Preparation Time 15 minutes
Cooking Time 120 minutes
Ingredients (serves 4)
2.1kg Steggles chicken whole roast
1 tablespoon olive oil
20g butter, melted
4 garlic cloves, bruised
2 fresh bay leaves
2 sprigs fresh rosemary
2 sprigs fresh thyme
1/2 cup (125ml) dry white wine
1 cup (250ml) chicken stock
12 pickling onions
12 baby coliban (chat) potatoes
Fresh bay leaves, extra, to serve
Preheat oven to 180°C. Rinse the chicken cavity under cold water. Pat the chicken dry inside and out with paper towel.
Place the chicken in a large roasting pan. Brush the oil and butter over the skin of the chicken.
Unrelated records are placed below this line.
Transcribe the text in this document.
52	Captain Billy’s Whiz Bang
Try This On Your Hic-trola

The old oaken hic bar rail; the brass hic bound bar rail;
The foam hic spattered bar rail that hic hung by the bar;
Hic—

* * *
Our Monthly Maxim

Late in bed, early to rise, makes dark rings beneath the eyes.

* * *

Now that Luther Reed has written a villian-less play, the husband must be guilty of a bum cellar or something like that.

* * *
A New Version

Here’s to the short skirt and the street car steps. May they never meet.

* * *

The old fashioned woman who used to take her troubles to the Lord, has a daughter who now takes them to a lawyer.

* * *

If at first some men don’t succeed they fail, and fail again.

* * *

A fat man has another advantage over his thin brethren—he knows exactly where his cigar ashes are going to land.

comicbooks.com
Place the garlic, bay leaves, rosemary and thyme in the chicken cavity. Season well with salt and pepper. Arrange the onions and potatoes around the chicken. Drizzle the wine and chicken stock over the chicken and vegetables.
Roast the chicken in preheated oven, basting occasionally in pan juices, for 11/2-2 hours or until the juices run clear when a skewer is inserted into the thigh.
Remove from oven and set aside for 10 minutes to rest before serving.